If you're in NYC/SF and you search for "generate photos of doctors", you expect to see people of all colors represented. Yet the training data for a lot of this is based off white-centric Anglo-centric media.

"Good restaurant near me"? There's literally a dozen amazing cuisines around.

All this said, I'm actually not a fan of this forced 'diversity' in results. Just show me the data and hope that we'll have more diverse data sources.

Another issue I see based on your comment is that segmenting based on locale (diverse mix in SF, white majority in Kansas) is that it can just take what knowledge and norms exist now and harden them.
There's no reason the results have to match the training data. Obviously, the current outputs it generates don't.
And I think it is radical. If the consumer wants certain race, gender, disability and so on they can do it via prompt.

If they want diversity do it by corpus. Get images from Africa and Asia and so on... Feed that to model to get there...

> If the consumer wants certain race, gender, disability and so on they can do it via prompt

No in that case you'll just have a default. Believing that the default should be diverse/random is imo not a radical view.

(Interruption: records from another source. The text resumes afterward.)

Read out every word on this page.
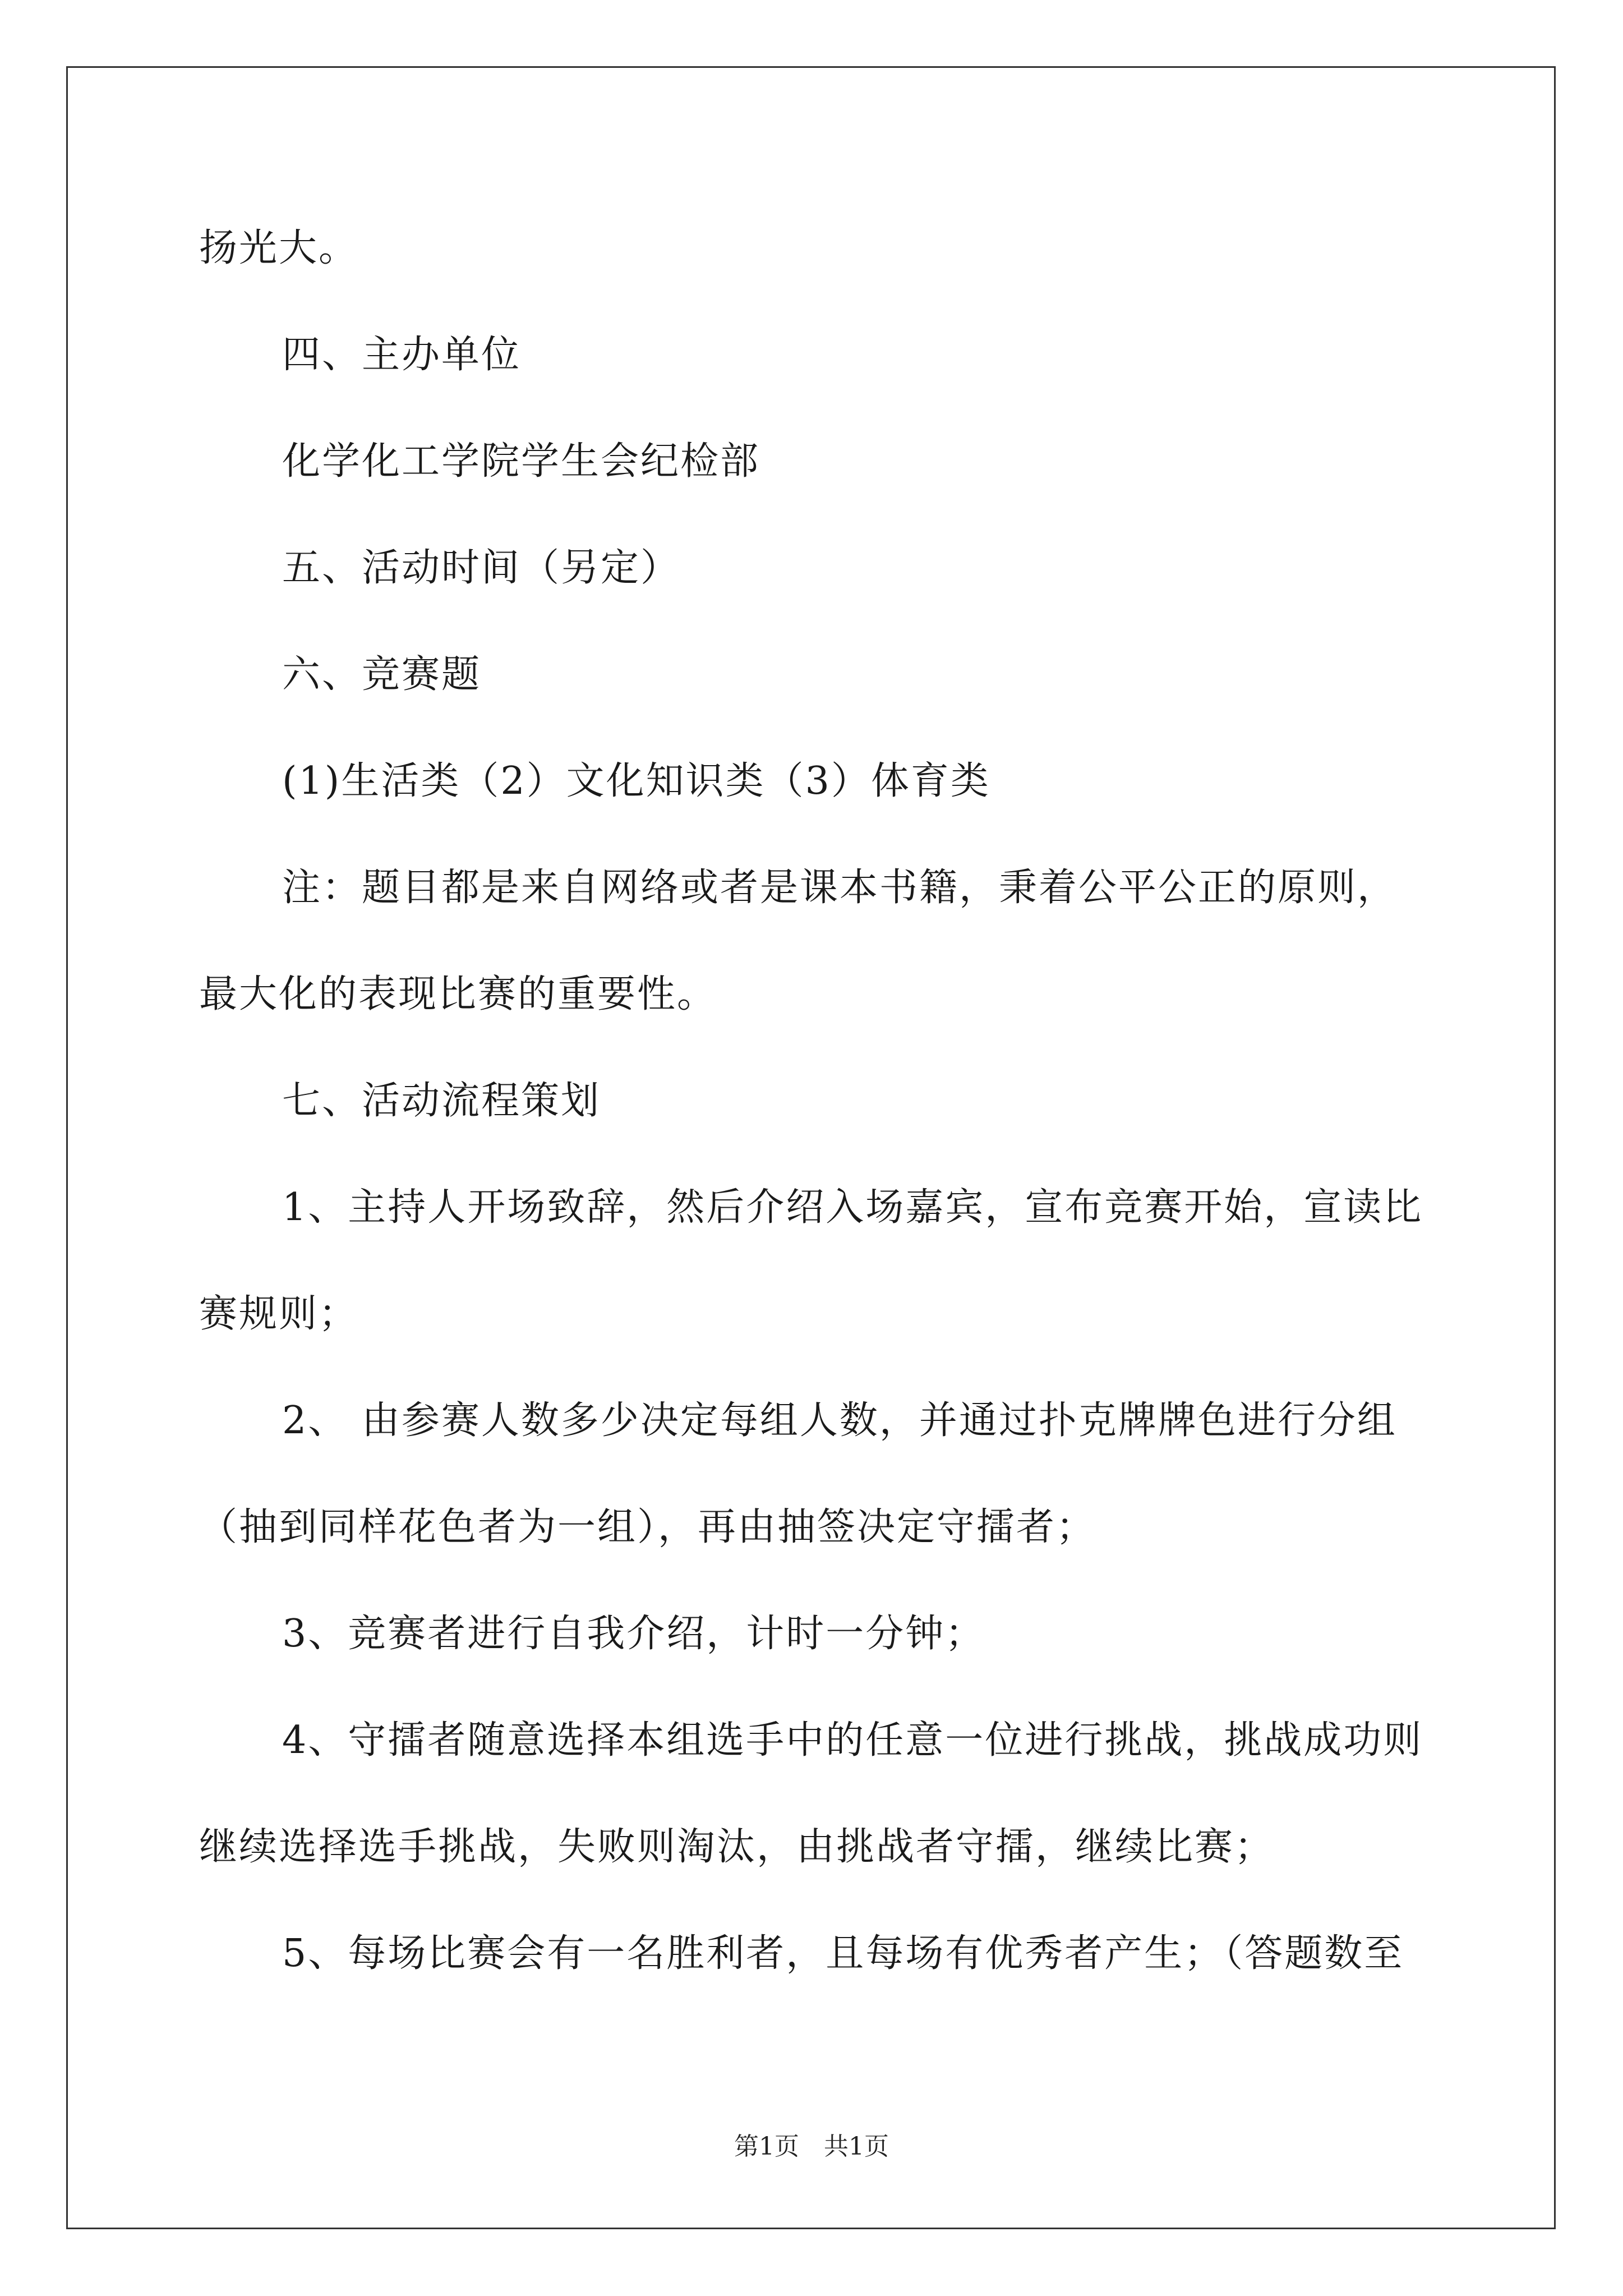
扬光大。
四、主办单位
化学化工学院学生会纪检部
五、活动时间（另定）
六、竞赛题
(1)生活类（2）文化知识类（3）体育类
注：题目都是来自网络或者是课本书籍，秉着公平公正的原则，
最大化的表现比赛的重要性。
七、活动流程策划
1、主持人开场致辞，然后介绍入场嘉宾，宣布竞赛开始，宣读比
赛规则；
2、 由参赛人数多少决定每组人数，并通过扑克牌牌色进行分组
（抽到同样花色者为一组），再由抽签决定守擂者；
3、竞赛者进行自我介绍，计时一分钟；
4、守擂者随意选择本组选手中的任意一位进行挑战，挑战成功则
继续选择选手挑战，失败则淘汰，由挑战者守擂，继续比赛；
5、每场比赛会有一名胜利者，且每场有优秀者产生；（答题数至
第1页　共1页
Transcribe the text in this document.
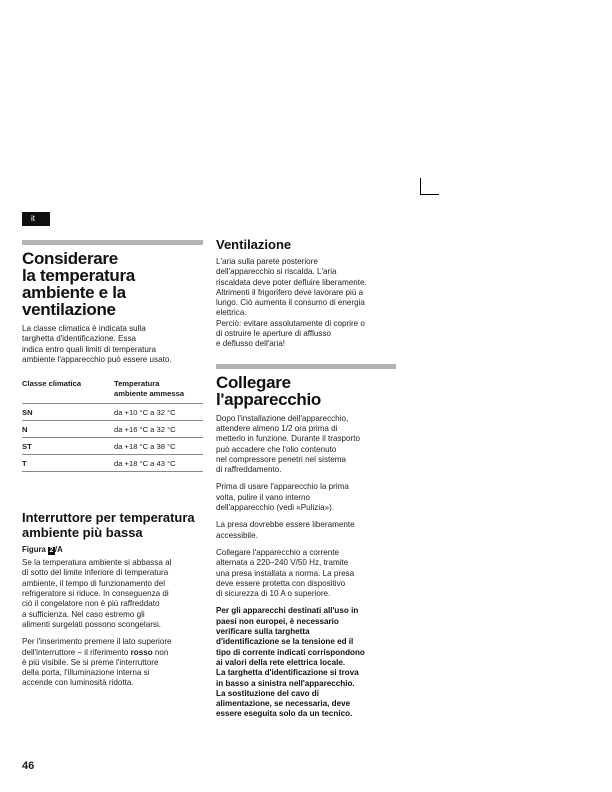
it
Considerare
la temperatura
ambiente e la
ventilazione
La classe climatica è indicata sulla
targhetta d'identificazione. Essa
indica entro quali limiti di temperatura
ambiente l'apparecchio può essere usato.
Classe climatica	Temperatura
ambiente ammessa

SN	da +10 °C a 32 °C
N	da +16 °C a 32 °C
ST	da +18 °C a 38 °C
T	da +18 °C a 43 °C
Interruttore per temperatura
ambiente più bassa
Figura 2 /A
Se la temperatura ambiente si abbassa al
di sotto del limite inferiore di temperatura
ambiente, il tempo di funzionamento del
refrigeratore si riduce. In conseguenza di
ciò il congelatore non è più raffreddato
a sufficienza. Nel caso estremo gli
alimenti surgelati possono scongelarsi.
Per l'inserimento premere il lato superiore
dell'interruttore – il riferimento rosso non
è più visibile. Se si preme l'interruttore
della porta, l'illuminazione interna si
accende con luminosità ridotta.
Ventilazione
L'aria sulla parete posteriore
dell'apparecchio si riscalda. L'aria
riscaldata deve poter defluire liberamente.
Altrimenti il frigorifero deve lavorare più a
lungo. Ciò aumenta il consumo di energia
elettrica.
Perciò: evitare assolutamente di coprire o
di ostruire le aperture di afflusso
e deflusso dell'aria!
Collegare
l'apparecchio
Dopo l'installazione dell'apparecchio,
attendere almeno 1/2 ora prima di
metterlo in funzione. Durante il trasporto
può accadere che l'olio contenuto
nel compressore penetri nel sistema
di raffreddamento.
Prima di usare l'apparecchio la prima
volta, pulire il vano interno
dell'apparecchio (vedi «Pulizia»).
La presa dovrebbe essere liberamente
accessibile.
Collegare l'apparecchio a corrente
alternata a 220–240 V/50 Hz, tramite
una presa installata a norma. La presa
deve essere protetta con dispositivo
di sicurezza di 10 A o superiore.
Per gli apparecchi destinati all'uso in
paesi non europei, è necessario
verificare sulla targhetta
d'identificazione se la tensione ed il
tipo di corrente indicati corrispondono
ai valori della rete elettrica locale.
La targhetta d'identificazione si trova
in basso a sinistra nell'apparecchio.
La sostituzione del cavo di
alimentazione, se necessaria, deve
essere eseguita solo da un tecnico.
46
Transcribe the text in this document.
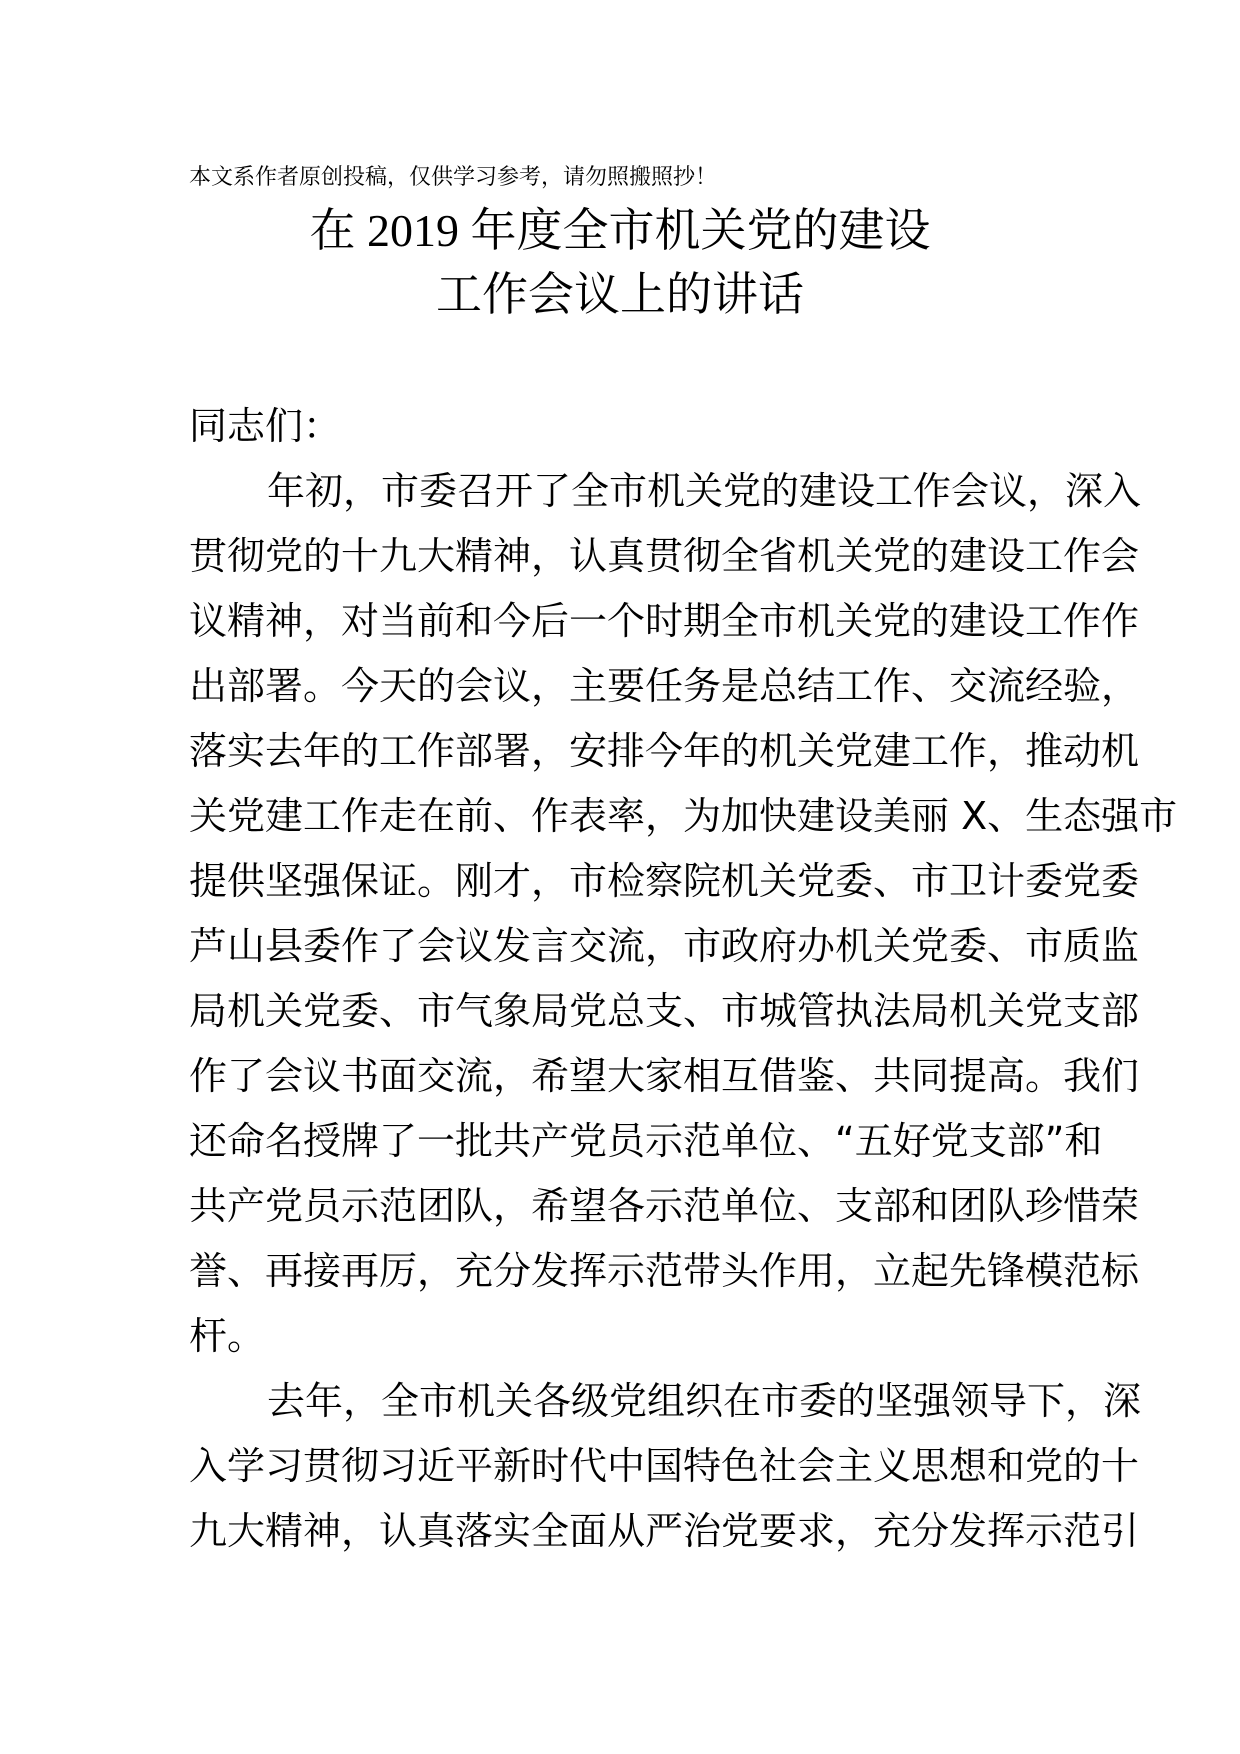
本文系作者原创投稿，仅供学习参考，请勿照搬照抄！
在 2019 年度全市机关党的建设
工作会议上的讲话
同志们：
年初，市委召开了全市机关党的建设工作会议，深入
贯彻党的十九大精神，认真贯彻全省机关党的建设工作会
议精神，对当前和今后一个时期全市机关党的建设工作作
出部署。今天的会议，主要任务是总结工作、交流经验，
落实去年的工作部署，安排今年的机关党建工作，推动机
关党建工作走在前、作表率，为加快建设美丽 X、生态强市
提供坚强保证。刚才，市检察院机关党委、市卫计委党委
芦山县委作了会议发言交流，市政府办机关党委、市质监
局机关党委、市气象局党总支、市城管执法局机关党支部
作了会议书面交流，希望大家相互借鉴、共同提高。我们
还命名授牌了一批共产党员示范单位、“五好党支部”和
共产党员示范团队，希望各示范单位、支部和团队珍惜荣
誉、再接再厉，充分发挥示范带头作用，立起先锋模范标
杆。
去年，全市机关各级党组织在市委的坚强领导下，深
入学习贯彻习近平新时代中国特色社会主义思想和党的十
九大精神，认真落实全面从严治党要求，充分发挥示范引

If it's "random" as in "proportional to the actual distribution" then it's perfectly reasonable.

But random as in "proportional to an imaginary world that some people want to present as reality" is questionable.

And here the "proportional to the actual distribution" means distribution in training data. If that is not diverse enough, they can very well spend couple billions and go get more from areas that increase that diversity, like mentioned Africa and Asia and maybe South America...
I think it's probably (accidentally?) proportional to actual distribution (worldwide not in the west)
> do it by corpus

That would be a default. Defaulting to current demographics fitting whatever context is requested (e.g. "a set of US doctors" matching US population demographics) would be an entirely reasonable default, but it would still be a default.